I am trying to reproduce some C++ code in Python that involves random number generations. The C++ code uses the MT19937 generator as follows:

#include <random>
#include <iostream>

int main() {
    std::mt19937 generator(1234);
    std::uniform_real_distribution<double> distribution(0.0, 1.0);

    for (int i = 0; i < 10; ++i) {
        std::cout << distribution(generator) << std::endl;
    }

    return 0;
}

The Python version is (with NumPy 1.23.3)

import numpy as np

rng = np.random.Generator(np.random.MT19937(1234))
for _ in range(10):
    print(rng.random())

In both cases, the random seed is set to 1234. But the two produce different outputs on my machine (macOS 14.0 ARM). The C++ code outputs

0.497664
0.817838
0.612112
0.77136
0.86067
0.150637
0.198519
0.815163
0.158815
0.116138

while the Python code outputs

0.12038356302504949
0.4037014194964441
0.8777026256367374
0.9565788014497463
0.42646002242298486
0.28304326113156464
0.9009410688498408
0.830833142531224
0.6752899264264728
0.3977176012599666

Why do the two MT19937 generators produce different sequences despite the same seed? How (if possible) can I make them the same?


Solution

  • The Mersenne Twister generator has a defined sequence for any seed that you give it. There are also test values that you can use to verify that the generator you use is conforming.
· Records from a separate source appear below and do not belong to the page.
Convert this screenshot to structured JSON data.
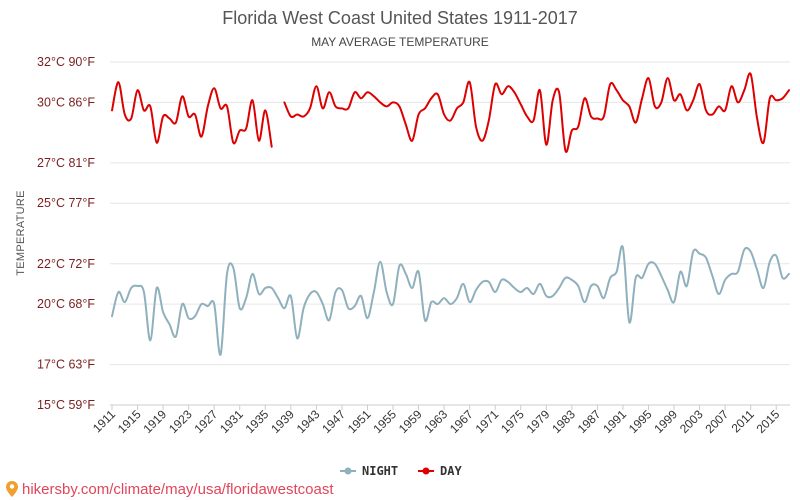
{
  "chart_data": {
    "type": "line",
    "title": "Florida West Coast United States 1911-2017",
    "subtitle": "MAY AVERAGE TEMPERATURE",
    "ylabel": "TEMPERATURE",
    "ylim": [
      15,
      32
    ],
    "y_ticks": [
      {
        "value": 32,
        "label": "32°C 90°F"
      },
      {
        "value": 30,
        "label": "30°C 86°F"
      },
      {
        "value": 27,
        "label": "27°C 81°F"
      },
      {
        "value": 25,
        "label": "25°C 77°F"
      },
      {
        "value": 22,
        "label": "22°C 72°F"
      },
      {
        "value": 20,
        "label": "20°C 68°F"
      },
      {
        "value": 17,
        "label": "17°C 63°F"
      },
      {
        "value": 15,
        "label": "15°C 59°F"
      }
    ],
    "xlim": [
      1911,
      2017
    ],
    "x_ticks": [
      "1911",
      "1915",
      "1919",
      "1923",
      "1927",
      "1931",
      "1935",
      "1939",
      "1943",
      "1947",
      "1951",
      "1955",
      "1959",
      "1963",
      "1967",
      "1971",
      "1975",
      "1979",
      "1983",
      "1987",
      "1991",
      "1995",
      "1999",
      "2003",
      "2007",
      "2011",
      "2015"
    ],
    "grid": true,
    "legend_position": "bottom-center",
    "series": [
      {
        "name": "NIGHT",
        "color": "#8fb0bd",
        "x": [
          1911,
          1912,
          1913,
          1914,
          1915,
          1916,
          1917,
          1918,
          1919,
          1920,
          1921,
          1922,
          1923,
          1924,
          1925,
          1926,
          1927,
          1928,
          1929,
          1930,
          1931,
          1932,
          1933,
          1934,
          1935,
          1936,
          1937,
          1938,
          1939,
          1940,
          1941,
          1942,
          1943,
          1944,
          1945,
          1946,
          1947,
          1948,
          1949,
          1950,
          1951,
          1952,
          1953,
          1954,
          1955,
          1956,
          1957,
          1958,
          1959,
          1960,
          1961,
          1962,
          1963,
          1964,
          1965,
          1966,
          1967,
          1968,
          1969,
          1970,
          1971,
          1972,
          1973,
          1974,
          1975,
          1976,
          1977,
          1978,
          1979,
          1980,
          1981,
          1982,
          1983,
          1984,
          1985,
          1986,
          1987,
          1988,
          1989,
          1990,
          1991,
          1992,
          1993,
          1994,
          1995,
          1996,
          1997,
          1998,
          1999,
          2000,
          2001,
          2002,
          2003,
          2004,
          2005,
          2006,
          2007,
          2008,
          2009,
          2010,
          2011,
          2012,
          2013,
          2014,
          2015,
          2016,
          2017
        ],
        "values": [
          19.4,
          20.6,
          20.1,
          20.8,
          20.9,
          20.6,
          18.2,
          20.8,
          19.6,
          19.0,
          18.4,
          20.0,
          19.3,
          19.4,
          20.0,
          19.9,
          20.0,
          17.5,
          21.5,
          21.8,
          19.8,
          20.3,
          21.5,
          20.5,
          20.8,
          20.8,
          20.3,
          19.8,
          20.4,
          18.3,
          19.8,
          20.5,
          20.6,
          20.0,
          19.2,
          20.6,
          20.7,
          19.8,
          19.9,
          20.4,
          19.3,
          20.6,
          22.1,
          20.6,
          20.0,
          21.9,
          21.5,
          20.8,
          21.6,
          19.2,
          20.1,
          20.0,
          20.3,
          20.0,
          20.3,
          21.0,
          20.1,
          20.7,
          21.1,
          21.1,
          20.6,
          21.2,
          21.1,
          20.8,
          20.6,
          20.8,
          20.5,
          21.0,
          20.4,
          20.4,
          20.8,
          21.3,
          21.2,
          20.9,
          20.1,
          20.9,
          20.9,
          20.3,
          21.3,
          21.6,
          22.8,
          19.1,
          21.3,
          21.3,
          22.0,
          22.0,
          21.4,
          20.7,
          20.1,
          21.6,
          20.9,
          22.6,
          22.5,
          22.3,
          21.4,
          20.5,
          21.2,
          21.5,
          21.6,
          22.7,
          22.6,
          21.7,
          20.8,
          22.1,
          22.4,
          21.3,
          21.5
        ]
      },
      {
        "name": "DAY",
        "color": "#dd0000",
        "x": [
          1911,
          1912,
          1913,
          1914,
          1915,
          1916,
          1917,
          1918,
          1919,
          1920,
          1921,
          1922,
          1923,
          1924,
          1925,
          1926,
          1927,
          1928,
          1929,
          1930,
          1931,
          1932,
          1933,
          1934,
          1935,
          1936,
          1937,
          1938,
          1939,
          1940,
          1941,
          1942,
          1943,
          1944,
          1945,
          1946,
          1947,
          1948,
          1949,
          1950,
          1951,
          1952,
          1953,
          1954,
          1955,
          1956,
          1957,
          1958,
          1959,
          1960,
          1961,
          1962,
          1963,
          1964,
          1965,
          1966,
          1967,
          1968,
          1969,
          1970,
          1971,
          1972,
          1973,
          1974,
          1975,
          1976,
          1977,
          1978,
          1979,
          1980,
          1981,
          1982,
          1983,
          1984,
          1985,
          1986,
          1987,
          1988,
          1989,
          1990,
          1991,
          1992,
          1993,
          1994,
          1995,
          1996,
          1997,
          1998,
          1999,
          2000,
          2001,
          2002,
          2003,
          2004,
          2005,
          2006,
          2007,
          2008,
          2009,
          2010,
          2011,
          2012,
          2013,
          2014,
          2015,
          2016,
          2017
        ],
        "values": [
          29.6,
          31.0,
          29.4,
          29.2,
          30.6,
          29.6,
          29.8,
          28.0,
          29.3,
          29.2,
          29.0,
          30.3,
          29.3,
          29.4,
          28.3,
          29.8,
          30.7,
          29.7,
          29.8,
          28.0,
          28.6,
          28.7,
          30.1,
          28.1,
          29.6,
          27.8,
          null,
          30.0,
          29.3,
          29.4,
          29.3,
          29.7,
          30.8,
          29.7,
          30.5,
          29.8,
          29.7,
          29.7,
          30.5,
          30.2,
          30.5,
          30.3,
          30.0,
          29.8,
          30.0,
          29.8,
          28.9,
          28.1,
          29.4,
          29.7,
          30.2,
          30.4,
          29.4,
          29.1,
          29.7,
          30.0,
          31.0,
          28.8,
          28.1,
          29.1,
          30.9,
          30.4,
          30.8,
          30.5,
          29.9,
          29.3,
          29.1,
          30.6,
          27.9,
          30.1,
          30.5,
          27.6,
          28.6,
          28.8,
          30.2,
          29.3,
          29.2,
          29.3,
          30.9,
          30.6,
          30.1,
          29.8,
          29.0,
          30.2,
          31.2,
          29.8,
          30.0,
          31.2,
          30.1,
          30.4,
          29.6,
          30.1,
          30.9,
          29.6,
          29.4,
          29.8,
          29.6,
          30.8,
          30.0,
          30.6,
          31.4,
          29.2,
          28.0,
          30.2,
          30.1,
          30.2,
          30.6
        ]
      }
    ]
  },
  "source_text": "hikersby.com/climate/may/usa/floridawestcoast"
}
    The distributions are on the other hand not standardized and may produce different values in different implementations. Remove the distribution to compare the generators.


    Note also that std::mt19937 is a 32 bit generator and it's not obvious (to me) if the numpy version is a 32 or 64 bit generator. You may want to compare std::mt19937_64 with the numpy implementation - still without involving a distribution of course.